No que diz respeito ao desenvolvimento económico dos Açores, Zuraida Soares começou por afirmar que no programa do Bloco existe a pretensão de implementar um "novo paradigma" para a economia da região pondo, desta forma, um fim ao velho modelo "assente em produtos com baixo valor acrescentado, pouca diversificação, insistência na monocultura e salários baixos".

“Este é o modelo que temos”, disse a candidata para de seguida afirmar que é preciso caminhar para termos uma economia que "tenha por base o conhecimento, a investigação e toda a tecnologia daqui decorrente para aumentar a capacidade de gerar riqueza".

“Temos de atrair empresas que tragam produtos com valor acrescentado e que possam usufruir do conhecimento do Centro Internacional das Ciências do Mar”, afirmou.

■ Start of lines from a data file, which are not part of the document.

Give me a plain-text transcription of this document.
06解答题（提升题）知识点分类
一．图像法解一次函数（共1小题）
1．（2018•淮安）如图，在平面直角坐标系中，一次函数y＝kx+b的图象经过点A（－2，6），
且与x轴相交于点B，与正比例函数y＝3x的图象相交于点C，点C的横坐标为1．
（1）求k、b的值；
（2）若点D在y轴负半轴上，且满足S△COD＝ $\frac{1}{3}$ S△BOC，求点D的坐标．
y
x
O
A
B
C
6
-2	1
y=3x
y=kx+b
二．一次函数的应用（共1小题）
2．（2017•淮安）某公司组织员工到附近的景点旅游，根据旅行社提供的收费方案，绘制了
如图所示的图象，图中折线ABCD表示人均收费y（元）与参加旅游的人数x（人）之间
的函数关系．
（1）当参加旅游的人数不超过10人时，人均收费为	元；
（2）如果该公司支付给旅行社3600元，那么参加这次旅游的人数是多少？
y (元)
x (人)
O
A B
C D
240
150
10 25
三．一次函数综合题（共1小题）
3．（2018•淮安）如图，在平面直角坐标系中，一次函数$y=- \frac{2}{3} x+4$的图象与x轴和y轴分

A candidata bloquista acentuou ainda a necessidade de que essas empresas venham para os Açores beber do "nosso conhecimento e pagá-lo", referindo que é igualmente importante o estabelecimento de parcerias suscetíveis de criar emprego.

“Falamos de trabalho qualificado e não de empregos mal pagos, assentes numa monocultura com escasso valor”, afirmou, tendo acrescentado que “é importante rentabilizar o porto da Praia da Vitória e a Base das Lajes para implantar um plataforma logística de apoio à aviação civil e ao transporte marítimo".

“O conhecimento que for aqui produzido é nosso e por isso somos nós que o devemos partilhar com o mundo e não devemos aceitar a vinda de umas sucursais cujo único objetivo é explorar as nossas riquezas", disse.

Seguindo este raciocínio, Zuraida Soares afirmou também que "é tempo de, pela primeira vez, olhar para esta região e para as suas riquezas endógenas e fazer algo com elas, por nós e para nós”.